The obituary of the fallen soldier would begin thus: “He was the son of a general, a West Pointer, and a battalion commander. But Lieutenant Colonel George Eyster would die like a rifleman. It might have been the colonel’s rank leaves on his collar, or the map he held, or just a whimsical chance that the living of five in Egi chose the dusty jungle path.”
Arnett had arrived in Vietnam just a year after joining The Associated Press as its Indonesia correspondent.
That job would be short-lived after he reported that Indonesia’s economy was collapsing and the country’s angry leadership fired him. His expulsion marked only the first of many controversies he would find himself in, while also making for a historic career.
At the AP bureau in Saigon in 1962, Arnett found himself surrounded by a formidable roster of journalists, including bureau chief Malcolm Browne and photo editor Horst Faas, who between them would win three Pulitzer Prizes.
He credited Browne in particular with teaching him many of the survival tricks that would keep him alive in war zones for the next 40 years. Among them: Never stand near a medic or radio operator because they are among the first the enemy will shoot at, and if you hear a shot coming from the other side, don’t look around to see who shot because the next one will probably hit you.
He would remain in Vietnam until the capital Saigon fell to communist-backed North Vietnamese rebels in 1975, and in the run-up to those final days, AP headquarters in New York ordered him to begin destroying the bureau’s records as a cover for the war.
Instead, he shipped them to his apartment in New York, believing they would someday have historical value. It is now in the AP archives.
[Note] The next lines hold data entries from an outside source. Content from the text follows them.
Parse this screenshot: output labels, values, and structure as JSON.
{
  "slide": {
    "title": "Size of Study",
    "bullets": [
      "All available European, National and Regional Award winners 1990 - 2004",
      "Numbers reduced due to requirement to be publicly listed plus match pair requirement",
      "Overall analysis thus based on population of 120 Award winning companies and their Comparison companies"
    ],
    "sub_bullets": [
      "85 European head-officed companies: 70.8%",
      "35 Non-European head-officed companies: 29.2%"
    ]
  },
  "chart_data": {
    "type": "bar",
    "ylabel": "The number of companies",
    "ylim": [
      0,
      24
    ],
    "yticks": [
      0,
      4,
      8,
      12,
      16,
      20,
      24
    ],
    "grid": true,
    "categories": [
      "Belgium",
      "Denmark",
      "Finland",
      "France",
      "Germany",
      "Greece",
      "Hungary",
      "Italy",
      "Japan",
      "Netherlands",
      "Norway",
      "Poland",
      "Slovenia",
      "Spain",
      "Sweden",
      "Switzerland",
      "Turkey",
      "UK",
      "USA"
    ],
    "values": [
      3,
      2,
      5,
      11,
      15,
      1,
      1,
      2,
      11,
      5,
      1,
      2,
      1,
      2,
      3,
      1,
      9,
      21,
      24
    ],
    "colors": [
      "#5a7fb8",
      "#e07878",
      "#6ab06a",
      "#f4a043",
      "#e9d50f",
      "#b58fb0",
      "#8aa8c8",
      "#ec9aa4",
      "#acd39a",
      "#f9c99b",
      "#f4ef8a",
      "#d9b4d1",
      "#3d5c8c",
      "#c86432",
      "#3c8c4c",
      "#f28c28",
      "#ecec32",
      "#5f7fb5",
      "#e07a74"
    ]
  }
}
Baghdad, Iraq: Veteran American journalist Peter Arnett during a live broadcast for CNN from the Al Rashhed Hotel during the Gulf War on February 21, 1991. – Kaveh Kazemi/Hulton Archive/Getty Images
A cable news star
After the war ended, Arnett remained at the AP until 1981, when he joined the fledgling CNN.
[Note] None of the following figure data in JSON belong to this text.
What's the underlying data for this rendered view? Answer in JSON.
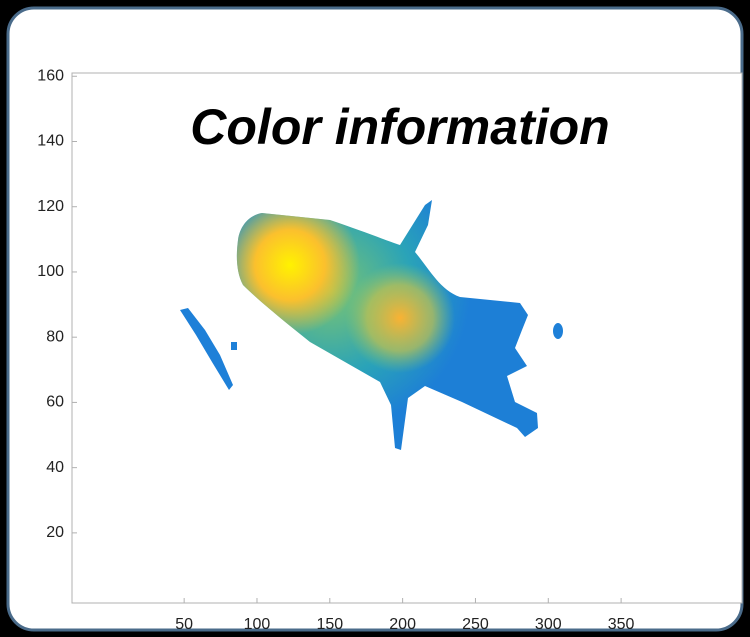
{
  "chart_data": {
    "type": "image",
    "title": "Color information",
    "xlim": [
      -27,
      433
    ],
    "ylim": [
      -1.5,
      161
    ],
    "xticks": [
      50,
      100,
      150,
      200,
      250,
      300,
      350
    ],
    "yticks": [
      20,
      40,
      60,
      80,
      100,
      120,
      140,
      160
    ]
  }
}
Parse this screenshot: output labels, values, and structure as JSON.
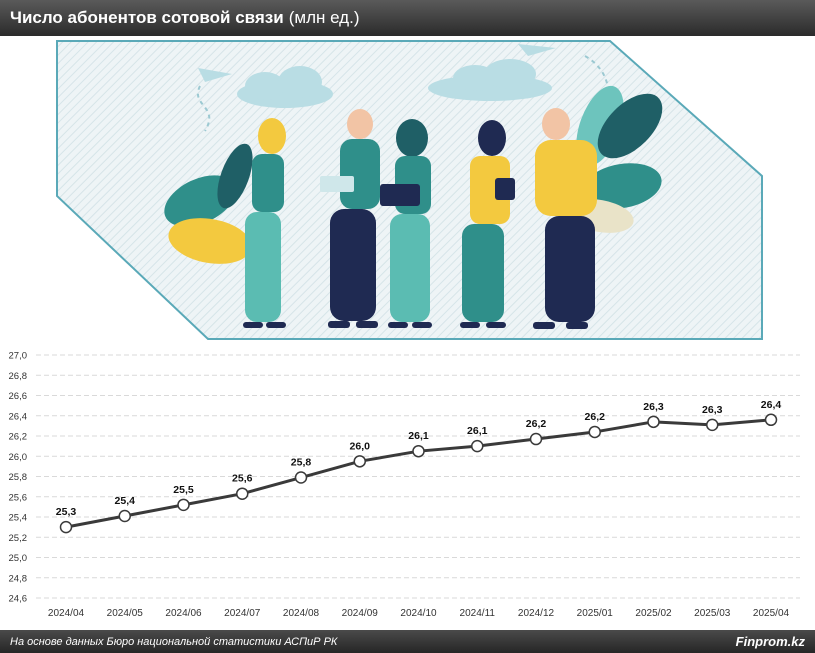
{
  "header": {
    "title_bold": "Число абонентов сотовой связи",
    "title_unit": "(млн ед.)"
  },
  "footer": {
    "source": "На основе данных Бюро национальной статистики АСПиР РК",
    "brand": "Finprom.kz"
  },
  "colors": {
    "line": "#3a3a3a",
    "marker_fill": "#ffffff",
    "grid": "#d9d9d9",
    "frame": "#5aa9b8",
    "frame_bg": "#eef4f6",
    "teal": "#2f8f8a",
    "dark_teal": "#1f5f66",
    "yellow": "#f3c93f",
    "navy": "#1f2a52"
  },
  "illustration": {
    "icons": [
      "paper-plane-icon",
      "cloud-icon",
      "people-group-illustration",
      "leaf-icon"
    ]
  },
  "chart_data": {
    "type": "line",
    "title": "Число абонентов сотовой связи (млн ед.)",
    "categories": [
      "2024/04",
      "2024/05",
      "2024/06",
      "2024/07",
      "2024/08",
      "2024/09",
      "2024/10",
      "2024/11",
      "2024/12",
      "2025/01",
      "2025/02",
      "2025/03",
      "2025/04"
    ],
    "values": [
      25.3,
      25.41,
      25.52,
      25.63,
      25.79,
      25.95,
      26.05,
      26.1,
      26.17,
      26.24,
      26.34,
      26.31,
      26.36
    ],
    "data_labels": [
      "25,3",
      "25,4",
      "25,5",
      "25,6",
      "25,8",
      "26,0",
      "26,1",
      "26,1",
      "26,2",
      "26,2",
      "26,3",
      "26,3",
      "26,4"
    ],
    "y_ticks": [
      "24,6",
      "24,8",
      "25,0",
      "25,2",
      "25,4",
      "25,6",
      "25,8",
      "26,0",
      "26,2",
      "26,4",
      "26,6",
      "26,8",
      "27,0"
    ],
    "ylim": [
      24.6,
      27.0
    ],
    "grid": true,
    "legend": "none"
  }
}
Ten years later, he was in Baghdad covering another war. Not only did he report on the frontline fighting, but he won exclusive and controversial interviews with then-President Saddam Hussein and future 9/11 mastermind Osama bin Laden.
In 1995, he published the memoir “Live From the Battlefield: From Vietnam to Baghdad, 35 Years in the World’s War Zones.”
Arnett resigned from CNN in 1999, months after the network retracted an investigative report he did not prepare but told, alleging that the deadly nerve gas Sarin was used against American soldiers leaving Laos in 1970.
He covered the Second Gulf War for NBC and National Geographic in 2003, when he was fired for giving an interview to Iraqi state television in which he criticized the US military’s war strategy. His remarks were denounced at home as anti-American.
After his firing, TV critics for the AP and other news organizations speculated that Arnett would never work in television news again. Within a week, however, he had been hired to report on the war for stations in Taiwan, the United Arab Emirates and Belgium.
In 2007, he received a journalism teaching position at Shantou University in China.
After his retirement in 2014, he and his wife, Nina Nguyen, moved to the southern California suburb of Fountain Valley.
Born on November 13, 1934, in Riverton, New Zealand, Arnett got his first exposure to journalism when he got a job at his local newspaper, the Southland Times, shortly after high school.
“I didn’t have a clear idea of where my life was going to take me, but I remember the first day I walked into the newspaper office as an employee and I found my desk and I had — you know — this enormously delicious feeling that I had found my place,” he recalled in a 2006 AP oral history.
After a few years at the Times he made plans to move to a bigger paper in London. On his way to England by ship, however, he stopped in Thailand and fell in love with the country.
He soon worked for Bangkok World in English, and later for its sister paper in Laos. There he would make the connections that led him to the AP and a lifetime of war coverage.
Arnett is survived by his wife and their children, Elsa and Andrew.